December 13, 2011, 1:59 PM — Social business software! Collaboration! Online communities! Cloud-based! An apps market!
Sporting an array of tantalizing buzz phrases -- and fueled by the transparent but typically effective underwriter pump-priming ploys -- Jive Software on Tuesday went public with a splash as shares jumped 37.5% above the $12 offer price, enabling it to raise $161 million.
The Palo Alto, Calif.-based company's going to need the cash, too, because losses are increasing and it doesn't expect to be profitable in "the foreseeable future."
Underwriters Morgan Stanley and Goldman Sachs Group Inc. trotted out the usual Wall Street tricks to stoke investor interest in an IPO -- moving up pricing by a day, bumping up the offer price (to $12 from $8 to $10) and increasing the number of shares sold (to 13.4 million from 11.7 million) because demand for a piece of this action is so high!
Ask first-day investors of Groupon, LinkedIn and Pandora about demand for shares of those companies these days.

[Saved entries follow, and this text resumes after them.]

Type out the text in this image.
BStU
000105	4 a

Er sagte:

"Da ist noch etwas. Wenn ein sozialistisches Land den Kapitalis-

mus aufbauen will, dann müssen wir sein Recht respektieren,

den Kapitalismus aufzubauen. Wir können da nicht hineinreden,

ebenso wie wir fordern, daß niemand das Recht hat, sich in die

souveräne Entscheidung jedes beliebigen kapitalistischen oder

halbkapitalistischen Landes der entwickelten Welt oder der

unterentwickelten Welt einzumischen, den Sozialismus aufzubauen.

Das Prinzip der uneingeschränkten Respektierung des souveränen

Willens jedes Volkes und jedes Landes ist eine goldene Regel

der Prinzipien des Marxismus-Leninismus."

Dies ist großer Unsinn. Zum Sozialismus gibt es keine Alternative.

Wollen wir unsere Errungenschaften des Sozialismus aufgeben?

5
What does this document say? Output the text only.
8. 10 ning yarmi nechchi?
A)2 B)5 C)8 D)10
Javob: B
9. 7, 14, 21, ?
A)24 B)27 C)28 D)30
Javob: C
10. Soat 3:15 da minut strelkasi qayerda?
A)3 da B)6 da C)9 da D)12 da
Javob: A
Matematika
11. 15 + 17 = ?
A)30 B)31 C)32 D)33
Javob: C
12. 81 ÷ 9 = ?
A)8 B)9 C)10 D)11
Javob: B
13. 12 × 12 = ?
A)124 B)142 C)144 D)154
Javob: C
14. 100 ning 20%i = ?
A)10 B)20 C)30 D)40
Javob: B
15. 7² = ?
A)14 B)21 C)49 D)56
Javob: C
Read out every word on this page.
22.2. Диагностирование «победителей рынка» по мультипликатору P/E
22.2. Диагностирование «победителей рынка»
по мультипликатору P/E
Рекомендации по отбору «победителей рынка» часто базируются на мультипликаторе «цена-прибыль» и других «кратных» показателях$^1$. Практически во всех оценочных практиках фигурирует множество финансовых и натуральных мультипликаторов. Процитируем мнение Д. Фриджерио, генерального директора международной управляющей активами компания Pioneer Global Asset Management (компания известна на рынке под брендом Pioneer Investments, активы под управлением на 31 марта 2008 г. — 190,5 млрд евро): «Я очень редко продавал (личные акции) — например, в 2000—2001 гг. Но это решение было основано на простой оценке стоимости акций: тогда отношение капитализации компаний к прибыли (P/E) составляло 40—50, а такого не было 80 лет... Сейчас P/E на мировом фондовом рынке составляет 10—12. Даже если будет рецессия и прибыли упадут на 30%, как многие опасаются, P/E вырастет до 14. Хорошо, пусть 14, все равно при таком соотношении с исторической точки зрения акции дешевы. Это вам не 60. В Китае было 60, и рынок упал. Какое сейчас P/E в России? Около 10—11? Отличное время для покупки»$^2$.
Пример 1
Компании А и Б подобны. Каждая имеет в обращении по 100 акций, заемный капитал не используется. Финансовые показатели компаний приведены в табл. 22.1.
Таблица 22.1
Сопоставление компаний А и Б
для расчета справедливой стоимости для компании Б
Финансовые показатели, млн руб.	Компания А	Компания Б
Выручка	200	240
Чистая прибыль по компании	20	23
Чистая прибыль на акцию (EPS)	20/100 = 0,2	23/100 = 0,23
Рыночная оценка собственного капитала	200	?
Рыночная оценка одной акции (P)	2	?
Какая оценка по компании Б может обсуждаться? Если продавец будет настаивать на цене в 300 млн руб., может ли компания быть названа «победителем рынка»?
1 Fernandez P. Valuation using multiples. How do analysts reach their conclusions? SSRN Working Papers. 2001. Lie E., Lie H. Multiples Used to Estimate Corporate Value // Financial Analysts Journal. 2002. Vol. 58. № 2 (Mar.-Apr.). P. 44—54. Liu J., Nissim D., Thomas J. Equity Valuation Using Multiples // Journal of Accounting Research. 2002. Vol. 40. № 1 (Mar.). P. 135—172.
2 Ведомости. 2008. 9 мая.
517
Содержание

Jive may very well have a good product. Its cloud-based Jive Engage Platform -- which can be accessed via mobile devices -- is designed to enable 1) enterprise employees to communicate and collaborate, and 2) customers to connect socially with each other and business partners, among other things.
Further, taking a page from Apple and Google, Jive has created an apps marketplace for customers and developers.
(And I have to admit this pitch on Jive's apps page is right up my alley: "Who made the rule that business apps have to be complex, soul-sucking, require ten layers of approval to purchase, and an army of consultants to deploy?")
All good stuff for enterprises -- including Jive customers such as HP, UnitedHealth Group, The World Bank and SAP -- and developers. But from an investor standpoint, Jive has challenges: Despite impressive revenue growth (sales soared 73% in the first nine months of this year to $54.8 million from 2010), the red ink is flowing, with the company reporting a net loss of $38 million in the first nine months of 2011, up from $21 million last year.